Sweet shit on a stick--I'm totally stealing that one.

I took Soph to the pool a few weeks ago; we haven't been back. It's hot and crowded and there isn't enough god-damn adult supervision. I'll say a prayer to the swimming suit gods for you. I bought one off the rack at Wal-Mart without even trying it on. It fits ok--except for the fact that three quarters of my boobs come spilling out of the top. So--I wear a t-shirt and look like I'm part of some deranged middle-aged-mommies wet t-shirt contest.

hazel said...

haaa! nice. I love the imagery of the wet t shirt contest.

I do have to add that I was beaned in the back of the head by some kid's freakin ball. smack in the back of the head. I was so pissed. I thought there was a rule against bringing toys into public pools. stupid fucking hatfield pool. I hate it.

Katy said...

I too am stealing sweet shit on a stick. You should copyright it and make everyone pay you a nickle everytime they say it. Except of course your adoring fans :)

So really, it's not a public pool at all, it's a members only pool. Misleading advertising...I think you have grounds for a lawsuit...especially since you suffered a head injury at the "second choice" pool. Bastages.

Kathryn said...

Ah public pool phobia. Just ew. But totally worth it when it's that hot.

NME said...

Damn ritzy Lansdalians! Who do they think they are?

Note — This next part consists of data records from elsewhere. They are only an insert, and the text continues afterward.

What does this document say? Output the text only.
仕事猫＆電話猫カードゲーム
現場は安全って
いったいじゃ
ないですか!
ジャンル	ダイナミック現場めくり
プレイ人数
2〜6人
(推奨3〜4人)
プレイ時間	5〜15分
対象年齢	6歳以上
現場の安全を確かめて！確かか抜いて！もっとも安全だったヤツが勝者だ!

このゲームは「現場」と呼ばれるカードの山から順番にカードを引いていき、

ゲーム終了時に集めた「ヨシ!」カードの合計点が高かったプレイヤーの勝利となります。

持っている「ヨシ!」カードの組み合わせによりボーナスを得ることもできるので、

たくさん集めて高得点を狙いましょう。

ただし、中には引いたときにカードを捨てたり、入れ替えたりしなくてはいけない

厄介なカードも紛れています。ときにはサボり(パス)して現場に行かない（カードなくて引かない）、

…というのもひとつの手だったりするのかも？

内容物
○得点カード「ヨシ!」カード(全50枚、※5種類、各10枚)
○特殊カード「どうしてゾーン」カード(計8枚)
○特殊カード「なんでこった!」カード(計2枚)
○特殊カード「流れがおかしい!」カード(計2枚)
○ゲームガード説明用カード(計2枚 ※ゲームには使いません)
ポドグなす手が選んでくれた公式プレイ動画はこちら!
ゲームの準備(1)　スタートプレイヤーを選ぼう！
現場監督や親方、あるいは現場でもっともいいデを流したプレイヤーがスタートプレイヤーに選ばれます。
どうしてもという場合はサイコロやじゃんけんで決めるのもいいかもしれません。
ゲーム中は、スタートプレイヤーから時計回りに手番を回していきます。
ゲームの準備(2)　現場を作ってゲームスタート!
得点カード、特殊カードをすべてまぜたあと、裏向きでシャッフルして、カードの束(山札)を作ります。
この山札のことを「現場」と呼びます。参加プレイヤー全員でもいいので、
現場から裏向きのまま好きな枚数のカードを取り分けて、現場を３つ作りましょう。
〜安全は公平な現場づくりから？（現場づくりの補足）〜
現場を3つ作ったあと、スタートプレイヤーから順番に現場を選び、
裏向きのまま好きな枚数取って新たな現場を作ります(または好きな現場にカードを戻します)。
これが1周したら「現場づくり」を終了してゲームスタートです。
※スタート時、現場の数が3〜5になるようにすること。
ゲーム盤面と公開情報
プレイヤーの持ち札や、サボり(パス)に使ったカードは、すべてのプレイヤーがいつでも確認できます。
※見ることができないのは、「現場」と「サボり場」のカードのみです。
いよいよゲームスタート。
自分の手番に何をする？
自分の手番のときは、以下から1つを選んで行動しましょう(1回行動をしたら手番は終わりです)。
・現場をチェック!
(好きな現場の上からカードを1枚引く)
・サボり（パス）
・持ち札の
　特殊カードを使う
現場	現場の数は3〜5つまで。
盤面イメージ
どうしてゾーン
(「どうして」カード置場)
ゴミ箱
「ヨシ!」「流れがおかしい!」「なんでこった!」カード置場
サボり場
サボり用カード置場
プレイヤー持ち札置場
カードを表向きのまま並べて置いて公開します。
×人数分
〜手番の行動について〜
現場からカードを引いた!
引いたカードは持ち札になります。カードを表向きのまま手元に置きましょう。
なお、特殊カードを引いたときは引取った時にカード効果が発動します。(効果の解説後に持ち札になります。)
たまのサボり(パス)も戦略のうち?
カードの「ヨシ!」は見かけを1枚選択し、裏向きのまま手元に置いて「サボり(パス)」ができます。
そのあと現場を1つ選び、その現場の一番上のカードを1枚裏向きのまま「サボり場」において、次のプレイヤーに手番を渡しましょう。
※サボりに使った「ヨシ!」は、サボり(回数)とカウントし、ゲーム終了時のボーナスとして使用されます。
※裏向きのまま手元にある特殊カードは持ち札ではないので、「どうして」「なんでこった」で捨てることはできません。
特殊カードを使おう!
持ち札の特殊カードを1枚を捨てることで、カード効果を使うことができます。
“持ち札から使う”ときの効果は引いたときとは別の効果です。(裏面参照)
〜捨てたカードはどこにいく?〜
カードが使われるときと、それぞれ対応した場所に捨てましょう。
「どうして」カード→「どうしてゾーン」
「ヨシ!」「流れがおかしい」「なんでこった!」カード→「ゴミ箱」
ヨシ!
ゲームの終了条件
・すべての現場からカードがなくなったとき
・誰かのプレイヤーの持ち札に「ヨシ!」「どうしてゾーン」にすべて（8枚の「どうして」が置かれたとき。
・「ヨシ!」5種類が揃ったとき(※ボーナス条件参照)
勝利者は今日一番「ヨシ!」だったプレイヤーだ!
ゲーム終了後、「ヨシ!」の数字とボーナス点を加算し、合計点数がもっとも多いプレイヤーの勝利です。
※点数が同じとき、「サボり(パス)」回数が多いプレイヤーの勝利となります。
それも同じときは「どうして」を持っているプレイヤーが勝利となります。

I however don't like "sweet shit on a stick" or any kind of shit, or reference to the flavor or preparation of shit at all.

amandak said...

Our current pool of choice is at Clark's gym. Which means I can take Madeline in for her swimming lessons, but am not allowed to use the pool. Clark is the only one who can actually take the kids and get in with them. Whatever. It's making me consider joining the gym just to get in the water, but that would require shaving the bikini line, and we all know how I HATE that. It is a great pool facility though. One indoor, one outdoor, one kiddie pool, one grownup hot tub and one kid hot tub. Along with grass and shade and lifeguards. Maybe next summer.